In EGF3008, prognostic models that integrated PAM50 and clinical variables yielded superior C-index values compared to models with PAM50-only or clinical variables-only. The final model (PAM50MET) combined 21 variables, including 2 PAM50 subtypes, the Basal signature, 14 genes and 4 clinical variables. In EGF3008, the optimized cutpoint was associated with PFS (hazard ratio=0.41; p < 0.0001) and overall survival (OS; hazard ratio=0.41; p < 0.0001). In BOLERO2, PAM50MET score was associated with PFS (p = 0.004) and OS (p < 0.0001). Using the same cutpoint, PAM50MET-low was associated with better PFS (hazard ratio=0.72; p = 0.028) and OS (hazard ratio=0.51; p < 0.0001). The median PFS and OS in PAM50MET-low was 6.9 and 36.5 months compared to 5.2 and 23.4 months in PAM50MET-high.

Conclusions

PAM50MET could help identify pts with HR+/HER2-negative metastatic disease candidates, especially in the first-line setting, for endocrine therapy-only vs. endocrine therapy + CDK4/6 inhibitor vs. new treatment strategies. Further validation of PAM50MET in pivotal clinical trials that have evaluated endocrine-based therapies is justified.

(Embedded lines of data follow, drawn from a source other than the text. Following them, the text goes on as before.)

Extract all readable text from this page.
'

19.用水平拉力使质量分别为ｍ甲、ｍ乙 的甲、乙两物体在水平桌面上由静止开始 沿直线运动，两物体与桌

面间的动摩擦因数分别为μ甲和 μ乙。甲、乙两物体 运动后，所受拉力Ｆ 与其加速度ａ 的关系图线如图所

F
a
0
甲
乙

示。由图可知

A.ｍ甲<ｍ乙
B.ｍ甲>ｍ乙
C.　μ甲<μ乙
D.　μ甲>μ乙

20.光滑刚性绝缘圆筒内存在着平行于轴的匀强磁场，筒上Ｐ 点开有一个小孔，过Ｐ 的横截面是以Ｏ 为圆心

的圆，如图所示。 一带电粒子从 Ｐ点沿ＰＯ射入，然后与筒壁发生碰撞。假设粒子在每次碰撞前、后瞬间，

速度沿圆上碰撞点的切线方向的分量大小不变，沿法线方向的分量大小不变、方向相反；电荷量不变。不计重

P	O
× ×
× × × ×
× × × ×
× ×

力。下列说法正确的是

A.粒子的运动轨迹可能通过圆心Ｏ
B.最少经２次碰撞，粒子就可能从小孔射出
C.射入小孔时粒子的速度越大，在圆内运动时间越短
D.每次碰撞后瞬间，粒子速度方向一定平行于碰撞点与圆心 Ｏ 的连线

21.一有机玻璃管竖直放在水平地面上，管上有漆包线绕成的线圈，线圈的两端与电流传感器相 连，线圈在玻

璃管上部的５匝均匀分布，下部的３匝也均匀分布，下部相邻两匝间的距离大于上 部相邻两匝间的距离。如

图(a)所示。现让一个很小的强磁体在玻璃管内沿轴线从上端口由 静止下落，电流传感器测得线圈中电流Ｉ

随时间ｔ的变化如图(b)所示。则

Clinical trial identification

NCT00073528; NCT00863655.

Legal entity responsible for the study

Aleix Prat.

Funding

These trials was sponsored by Novartis Pharmaceuticals Corporation. This work was also supported by funds from the Spanish Society of Medical Oncology (to A.P.), Instituto de Salud Carlos III - PI13/01718 (to A.P.), Pas a Pas (to A.P.), Save the Mama (to A.P.), Instituto de Salud Carlos III - PI16/00904 (to A.P.), a Career Catalyst Grant (CCR13261208) from the Susan Komen Foundation (to A.P.), and Premio Jóven Investigador de la Fundación AstraZeneca (to A.P.).

Disclosure

A. Prat: Research funding: NanoString Technologies, GlaxoSmithKline, Susan G. Komen Foundation; Consulting/advisory relationship: NanoString Technologies, Novartis; Scientific advisory board: Novartis Pharmaceuticals Corporation, Pfizer, Roche. J.C. Brase: Employee: Novartis. S.R.D. Johnston: Consulting or advisory role: Eli Lilly, AstraZeneca, Puma Biotechnology; Speakers’ bureau: Pfizer, Novartis; Research funding: Pfizer (Inst). E.M. Ciruelos: Honoraria for consultancy and speaker: Lilly, Roche, Novartis, Pfizer. J.S. Parker: Co-inventor on patents related to the PAM50, licensed to NanoString Technologies, Inc. All other authors have declared no conflicts of interest.